El Ejecutivo que asumió en junio de 2025 estaba compuesto por el PSD, los liberales del Partido Nacional Liberal (PNL), los conservadores de la Unión Salvar Rumanía (USR) y representantes de la minoría húngara de la Unión Democrática de Húngaros en Rumanía (UDMR). Este Gobierno juró el cargo tras recibir el respaldo del Parlamento, promoviendo un acuerdo centrado en disminuir el mayor déficit presupuestario de la Unión Europea (UE).
Rumanía, miembro de la UE desde 2007, registró un déficit presupuestario total del 9% del Producto Interior Bruto (PIB) bajo administraciones anteriores, una cifra que supera con creces los límites establecidos por la UE, lo que llevó a Bruselas a amenazar con congelar sus subvenciones.
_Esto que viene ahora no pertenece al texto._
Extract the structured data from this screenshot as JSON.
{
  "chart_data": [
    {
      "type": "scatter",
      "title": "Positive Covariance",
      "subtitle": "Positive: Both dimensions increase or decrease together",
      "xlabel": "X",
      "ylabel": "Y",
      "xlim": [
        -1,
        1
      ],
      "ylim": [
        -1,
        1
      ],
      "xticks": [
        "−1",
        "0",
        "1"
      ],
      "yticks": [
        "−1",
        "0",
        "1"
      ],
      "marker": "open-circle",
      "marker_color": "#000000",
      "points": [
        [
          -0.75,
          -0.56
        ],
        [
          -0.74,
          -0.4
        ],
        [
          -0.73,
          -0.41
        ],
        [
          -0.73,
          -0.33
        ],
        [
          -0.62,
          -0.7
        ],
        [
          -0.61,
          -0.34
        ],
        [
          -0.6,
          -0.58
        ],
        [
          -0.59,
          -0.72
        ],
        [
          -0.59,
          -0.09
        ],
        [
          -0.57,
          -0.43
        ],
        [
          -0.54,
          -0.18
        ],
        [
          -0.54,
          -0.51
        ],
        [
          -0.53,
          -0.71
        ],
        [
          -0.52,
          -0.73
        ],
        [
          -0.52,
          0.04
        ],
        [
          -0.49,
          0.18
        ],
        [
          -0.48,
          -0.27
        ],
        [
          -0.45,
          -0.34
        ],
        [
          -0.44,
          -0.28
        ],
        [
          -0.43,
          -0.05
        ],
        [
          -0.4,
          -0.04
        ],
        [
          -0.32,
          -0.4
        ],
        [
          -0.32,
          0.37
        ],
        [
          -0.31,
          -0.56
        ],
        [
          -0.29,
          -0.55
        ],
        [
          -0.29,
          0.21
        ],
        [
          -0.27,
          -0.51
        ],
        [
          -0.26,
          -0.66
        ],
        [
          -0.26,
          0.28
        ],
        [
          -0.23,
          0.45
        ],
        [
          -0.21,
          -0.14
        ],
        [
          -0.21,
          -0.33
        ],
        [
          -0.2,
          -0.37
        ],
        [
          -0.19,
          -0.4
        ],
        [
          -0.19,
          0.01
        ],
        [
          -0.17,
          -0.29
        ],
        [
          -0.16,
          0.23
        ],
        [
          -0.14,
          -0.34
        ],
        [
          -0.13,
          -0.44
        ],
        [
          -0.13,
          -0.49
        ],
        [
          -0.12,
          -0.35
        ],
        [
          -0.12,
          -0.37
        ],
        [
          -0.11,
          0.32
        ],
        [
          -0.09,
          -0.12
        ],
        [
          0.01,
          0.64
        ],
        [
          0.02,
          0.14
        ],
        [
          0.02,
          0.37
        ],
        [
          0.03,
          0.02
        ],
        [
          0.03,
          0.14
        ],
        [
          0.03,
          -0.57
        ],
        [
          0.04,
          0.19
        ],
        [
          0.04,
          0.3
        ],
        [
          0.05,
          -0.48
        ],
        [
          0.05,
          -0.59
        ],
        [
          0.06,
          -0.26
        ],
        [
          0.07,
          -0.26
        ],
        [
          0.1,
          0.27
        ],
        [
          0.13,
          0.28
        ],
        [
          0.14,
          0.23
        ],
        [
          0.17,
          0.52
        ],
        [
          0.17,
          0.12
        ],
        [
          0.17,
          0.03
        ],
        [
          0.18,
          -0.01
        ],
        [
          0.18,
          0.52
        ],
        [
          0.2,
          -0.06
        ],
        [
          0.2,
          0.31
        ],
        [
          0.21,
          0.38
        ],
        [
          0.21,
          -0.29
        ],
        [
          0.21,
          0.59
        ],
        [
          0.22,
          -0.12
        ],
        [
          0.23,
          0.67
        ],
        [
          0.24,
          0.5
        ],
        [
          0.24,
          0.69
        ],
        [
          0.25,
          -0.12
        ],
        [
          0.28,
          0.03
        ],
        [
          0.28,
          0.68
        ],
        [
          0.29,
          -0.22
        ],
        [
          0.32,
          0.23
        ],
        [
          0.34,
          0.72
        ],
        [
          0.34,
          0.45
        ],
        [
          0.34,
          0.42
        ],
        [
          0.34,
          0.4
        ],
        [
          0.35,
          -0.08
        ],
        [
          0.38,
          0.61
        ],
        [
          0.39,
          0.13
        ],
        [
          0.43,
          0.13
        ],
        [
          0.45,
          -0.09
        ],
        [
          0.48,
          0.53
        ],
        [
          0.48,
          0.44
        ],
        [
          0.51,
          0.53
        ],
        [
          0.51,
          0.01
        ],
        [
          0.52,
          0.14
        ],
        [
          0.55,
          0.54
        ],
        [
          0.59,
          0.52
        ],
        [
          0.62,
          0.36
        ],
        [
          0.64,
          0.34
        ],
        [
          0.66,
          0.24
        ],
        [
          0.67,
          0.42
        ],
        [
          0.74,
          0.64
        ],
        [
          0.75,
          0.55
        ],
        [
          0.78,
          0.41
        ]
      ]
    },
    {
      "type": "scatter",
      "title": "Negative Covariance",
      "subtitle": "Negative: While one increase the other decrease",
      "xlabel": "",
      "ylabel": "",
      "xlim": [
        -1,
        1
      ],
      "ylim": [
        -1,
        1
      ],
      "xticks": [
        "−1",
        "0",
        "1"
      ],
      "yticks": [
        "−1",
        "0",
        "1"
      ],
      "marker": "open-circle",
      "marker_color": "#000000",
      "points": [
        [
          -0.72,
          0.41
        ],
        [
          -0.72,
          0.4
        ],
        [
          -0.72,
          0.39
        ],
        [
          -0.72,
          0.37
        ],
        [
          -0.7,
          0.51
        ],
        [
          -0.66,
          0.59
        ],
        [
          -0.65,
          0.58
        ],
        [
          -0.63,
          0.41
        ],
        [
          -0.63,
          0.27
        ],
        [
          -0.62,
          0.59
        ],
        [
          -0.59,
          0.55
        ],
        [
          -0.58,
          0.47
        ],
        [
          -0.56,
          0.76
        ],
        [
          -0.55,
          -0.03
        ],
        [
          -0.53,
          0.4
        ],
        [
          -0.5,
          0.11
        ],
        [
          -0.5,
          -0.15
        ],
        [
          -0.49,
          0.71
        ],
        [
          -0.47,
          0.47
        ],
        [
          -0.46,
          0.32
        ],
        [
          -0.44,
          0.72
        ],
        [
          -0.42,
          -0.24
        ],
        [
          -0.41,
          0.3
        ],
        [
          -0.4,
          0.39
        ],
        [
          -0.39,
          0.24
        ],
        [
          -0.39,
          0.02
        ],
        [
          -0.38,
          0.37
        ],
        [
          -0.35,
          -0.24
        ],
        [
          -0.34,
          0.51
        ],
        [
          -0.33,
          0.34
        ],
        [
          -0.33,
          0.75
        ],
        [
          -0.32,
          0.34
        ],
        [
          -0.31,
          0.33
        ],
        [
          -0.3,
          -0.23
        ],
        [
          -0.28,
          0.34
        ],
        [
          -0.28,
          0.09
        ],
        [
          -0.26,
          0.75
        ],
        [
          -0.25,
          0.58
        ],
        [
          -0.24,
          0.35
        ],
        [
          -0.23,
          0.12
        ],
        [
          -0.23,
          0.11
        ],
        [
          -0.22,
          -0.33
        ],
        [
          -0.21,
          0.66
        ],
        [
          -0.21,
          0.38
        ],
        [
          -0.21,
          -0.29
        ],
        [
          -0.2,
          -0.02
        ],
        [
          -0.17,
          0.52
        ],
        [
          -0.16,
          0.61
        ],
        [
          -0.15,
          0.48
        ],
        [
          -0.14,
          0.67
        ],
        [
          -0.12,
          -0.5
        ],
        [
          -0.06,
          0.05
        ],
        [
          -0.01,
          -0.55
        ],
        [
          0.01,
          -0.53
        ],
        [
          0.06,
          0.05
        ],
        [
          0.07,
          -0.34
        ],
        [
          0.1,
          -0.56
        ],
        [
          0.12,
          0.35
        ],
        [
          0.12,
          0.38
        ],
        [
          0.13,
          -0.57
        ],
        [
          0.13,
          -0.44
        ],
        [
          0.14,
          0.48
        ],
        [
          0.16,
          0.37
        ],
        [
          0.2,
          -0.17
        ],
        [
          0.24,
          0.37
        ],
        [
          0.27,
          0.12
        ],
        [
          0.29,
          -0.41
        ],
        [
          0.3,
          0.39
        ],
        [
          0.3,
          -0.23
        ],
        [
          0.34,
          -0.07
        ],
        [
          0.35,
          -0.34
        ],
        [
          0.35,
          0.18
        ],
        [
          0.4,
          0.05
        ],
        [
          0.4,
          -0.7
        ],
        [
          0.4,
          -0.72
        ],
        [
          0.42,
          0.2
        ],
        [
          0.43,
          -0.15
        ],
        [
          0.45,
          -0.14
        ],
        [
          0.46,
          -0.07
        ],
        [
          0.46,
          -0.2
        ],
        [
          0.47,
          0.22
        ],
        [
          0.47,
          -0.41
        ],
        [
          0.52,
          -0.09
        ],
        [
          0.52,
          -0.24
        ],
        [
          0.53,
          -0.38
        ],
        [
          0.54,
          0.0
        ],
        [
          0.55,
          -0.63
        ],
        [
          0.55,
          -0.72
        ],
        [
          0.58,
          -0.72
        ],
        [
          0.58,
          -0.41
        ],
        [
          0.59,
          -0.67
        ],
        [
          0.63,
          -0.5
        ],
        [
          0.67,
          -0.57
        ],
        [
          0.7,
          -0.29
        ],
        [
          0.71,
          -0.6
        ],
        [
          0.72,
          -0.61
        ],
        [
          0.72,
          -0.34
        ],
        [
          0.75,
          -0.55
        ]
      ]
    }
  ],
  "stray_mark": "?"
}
La formación del Gobierno tuvo lugar en el contexto de una profunda crisis política, exacerbada por el sorprendente triunfo de Călin Georgescu, un ultraderechista afín a Moscú, en la primera vuelta de unas elecciones presidenciales, las cuales fueron finalmente anuladas por irregularidades en la financiación de campaña, además de acusaciones de injerencia extranjera, aunque sin pruebas concluyentes.
Estas elecciones fueron repetidas en mayo de 2025, cuando Nicușor Dan, entonces alcalde de Bucarest, se impuso a George Simeon, quien había presentado su candidatura tras la inhabilitación de Georgescu por la referida decisión de invalidar los resultados. Esta situación ha sido duramente criticada por la AUR, que ha visto un aumento en sus apoyos en las encuestas desde entonces.